Prolece (Restaurant)
Das Prolece ist ein traditionelles Restaurant, wie es sie früher in Belgrad überall gab. Diese Lokale verkauften gutes Essen zu fairen Preisen. Die meisten wurden von privaten Investoren übernommen und modernisiert und haben dabei ihren Charakter verloren. Das ist einer der wenigen Orte dieser Art, der überlebt hat. Dort geht es genauso zu wie vor 50 Jahren. Sogar die Kellner sprechen so wie früher, und die Küche ist so wie die unserer Großmütter. Du kannst da stundenlang sitzen und dich wirft niemand raus. Da gehen die alten Leute aus der Umgebung hin, aber auch junge Intellektuelle und Künstler. Alle sitzen zusammen und genießen das Beisammensein.
Drugstore (Club)
Das Drugstore ist der erste durch und durch konsequente Club der Stadt. In der Vergangenheit haben die Läden immer kommerzielle Kompromisse in der Musik gemacht. Das Drugstore ist das absolute Gegenteil, dieser Club ist so underground, dass es wehtut! Es ist beileibe kein gemütlicher Ort, die ehemalige Industrieanlage kann wirklich gruselig sein. Aber was ist schon Gutes aus Gemütlichkeit entstanden? Mich persönlich hat dieser Club herausgefordert und verwandelt. Meine House-Sets funktionierten dort nicht, ich lernte dort Techno zu spielen und wenig später begann meine internationale Karriere. Zusammen mit dem 20/44 ist dieser Ort meine spirituelle Heimat.
Museum Of Contemporary Art Belgrade (Museum)

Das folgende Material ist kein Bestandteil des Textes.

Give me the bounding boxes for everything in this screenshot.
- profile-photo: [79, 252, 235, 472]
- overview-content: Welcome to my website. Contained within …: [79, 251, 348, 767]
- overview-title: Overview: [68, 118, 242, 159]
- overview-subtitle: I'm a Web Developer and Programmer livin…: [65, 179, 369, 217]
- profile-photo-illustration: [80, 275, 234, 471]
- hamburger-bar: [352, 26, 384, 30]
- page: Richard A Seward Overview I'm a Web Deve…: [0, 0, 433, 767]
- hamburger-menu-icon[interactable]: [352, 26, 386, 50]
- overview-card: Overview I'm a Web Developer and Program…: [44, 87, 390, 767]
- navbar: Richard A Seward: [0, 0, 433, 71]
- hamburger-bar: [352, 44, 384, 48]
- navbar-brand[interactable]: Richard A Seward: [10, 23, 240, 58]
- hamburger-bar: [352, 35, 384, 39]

Nach einer zehnjährigen Sanierung gibt es in Belgrad endlich wieder ein Museum für zeitgenössische Kunst. Irgendwann waren fast alle Museen der Stadt aufgrund des politischen Chaos und der Korruption geschlossen. Es beschämte mich, das meinen Gästen erklären zu müssen. Auch dieses Gebäude ist ein architektonisches Meisterwerk aus den frühen 1960ern. Die Sammlung umfasst serbische Kunst von 1900 bis heute. Es befindet sich an dem Punkt, an dem die Save in die Donau fließt, und es ist von einem riesigen Park umgeben.